Penafsiran ini memastikan bahwa hanya individu perseorangan yang dapat menjadi korban pencemaran nama baik, sehingga mencegah penggunaan pasal ini untuk membungkam kritik terhadap institusi atau kelompok.
Kedua, frasa “suatu hal” dalam pasal yang sama juga dinyatakan inkonstitusional secara bersyarat kecuali dimaknai “suatu perbuatan yang merendahkan kehormatan atau nama baik seseorang”.
MK menilai frasa ini terlalu luas dan dapat mencakup penghinaan biasa, yang berbeda dengan pencemaran nama baik, sehingga berpotensi menciptakan ketidakpastian hukum.

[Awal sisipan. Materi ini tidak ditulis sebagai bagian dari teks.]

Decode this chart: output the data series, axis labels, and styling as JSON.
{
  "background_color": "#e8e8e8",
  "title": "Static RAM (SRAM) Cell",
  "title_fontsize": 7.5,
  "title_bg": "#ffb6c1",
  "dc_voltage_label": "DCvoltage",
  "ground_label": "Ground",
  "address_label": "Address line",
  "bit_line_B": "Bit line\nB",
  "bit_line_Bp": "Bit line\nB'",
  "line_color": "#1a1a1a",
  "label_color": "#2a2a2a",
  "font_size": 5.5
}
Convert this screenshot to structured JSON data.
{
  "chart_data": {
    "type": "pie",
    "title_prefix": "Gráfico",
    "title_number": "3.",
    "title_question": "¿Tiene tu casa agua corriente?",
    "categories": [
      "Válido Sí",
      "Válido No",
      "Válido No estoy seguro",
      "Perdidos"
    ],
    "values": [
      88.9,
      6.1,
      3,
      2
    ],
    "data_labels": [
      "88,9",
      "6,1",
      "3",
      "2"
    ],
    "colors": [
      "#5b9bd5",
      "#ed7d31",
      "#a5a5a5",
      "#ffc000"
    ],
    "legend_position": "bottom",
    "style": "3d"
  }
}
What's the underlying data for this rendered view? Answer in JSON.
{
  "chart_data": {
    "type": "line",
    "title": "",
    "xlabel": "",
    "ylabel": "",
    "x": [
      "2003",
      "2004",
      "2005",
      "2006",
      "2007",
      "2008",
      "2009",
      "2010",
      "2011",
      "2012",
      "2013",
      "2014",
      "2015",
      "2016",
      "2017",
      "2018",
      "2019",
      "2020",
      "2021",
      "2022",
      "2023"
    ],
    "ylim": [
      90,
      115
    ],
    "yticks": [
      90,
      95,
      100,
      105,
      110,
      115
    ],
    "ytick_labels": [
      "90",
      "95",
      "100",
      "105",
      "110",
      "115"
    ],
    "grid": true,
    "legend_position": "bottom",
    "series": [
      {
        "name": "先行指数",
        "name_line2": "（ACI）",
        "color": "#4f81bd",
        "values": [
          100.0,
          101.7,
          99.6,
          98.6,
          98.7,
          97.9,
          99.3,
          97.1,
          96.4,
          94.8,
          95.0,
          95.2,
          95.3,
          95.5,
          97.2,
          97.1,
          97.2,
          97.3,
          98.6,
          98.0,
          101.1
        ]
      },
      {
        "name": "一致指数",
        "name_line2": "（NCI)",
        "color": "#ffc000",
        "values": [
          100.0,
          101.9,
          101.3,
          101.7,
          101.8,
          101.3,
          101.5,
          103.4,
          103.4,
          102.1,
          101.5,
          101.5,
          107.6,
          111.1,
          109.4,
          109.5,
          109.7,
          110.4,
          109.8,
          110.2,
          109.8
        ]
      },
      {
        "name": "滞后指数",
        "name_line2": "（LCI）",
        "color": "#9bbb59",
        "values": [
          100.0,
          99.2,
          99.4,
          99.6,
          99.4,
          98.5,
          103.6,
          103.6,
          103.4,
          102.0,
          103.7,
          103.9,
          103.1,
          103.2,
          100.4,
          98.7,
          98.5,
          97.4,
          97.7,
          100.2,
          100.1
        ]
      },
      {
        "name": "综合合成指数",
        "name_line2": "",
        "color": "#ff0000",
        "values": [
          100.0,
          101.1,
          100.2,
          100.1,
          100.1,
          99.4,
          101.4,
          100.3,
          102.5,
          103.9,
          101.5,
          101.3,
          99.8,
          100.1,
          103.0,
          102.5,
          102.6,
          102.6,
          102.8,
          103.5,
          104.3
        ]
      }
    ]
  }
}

Ketiga, frasa “mendistribusikan dan/atau mentransmisikan informasi elektronik…” dalam Pasal 28 ayat (2) dan Pasal 45A ayat (2), yang mengatur hasutan kebencian, dinyatakan inkonstitusional kecuali dimaknai “hanya informasi elektronik dan/atau dokumen elektronik yang secara substantif memuat tindakan/penyebaran kebencian berdasarkan identitas tertentu yang dilakukan secara sengaja dan di depan umum, yang menimbulkan risiko nyata terhadap diskriminasi, permusuhan, atau kekerasan”.
Penafsiran ini sejalan dengan standar internasional, seperti ICCPR (International Covenant on Civil and Political Rights), atau Kovenan Internasional tentang Hak-Hak Sipil dan Politik, untuk memastikan hanya ekspresi yang benar-benar berbahaya yang dikenai sanksi pidana.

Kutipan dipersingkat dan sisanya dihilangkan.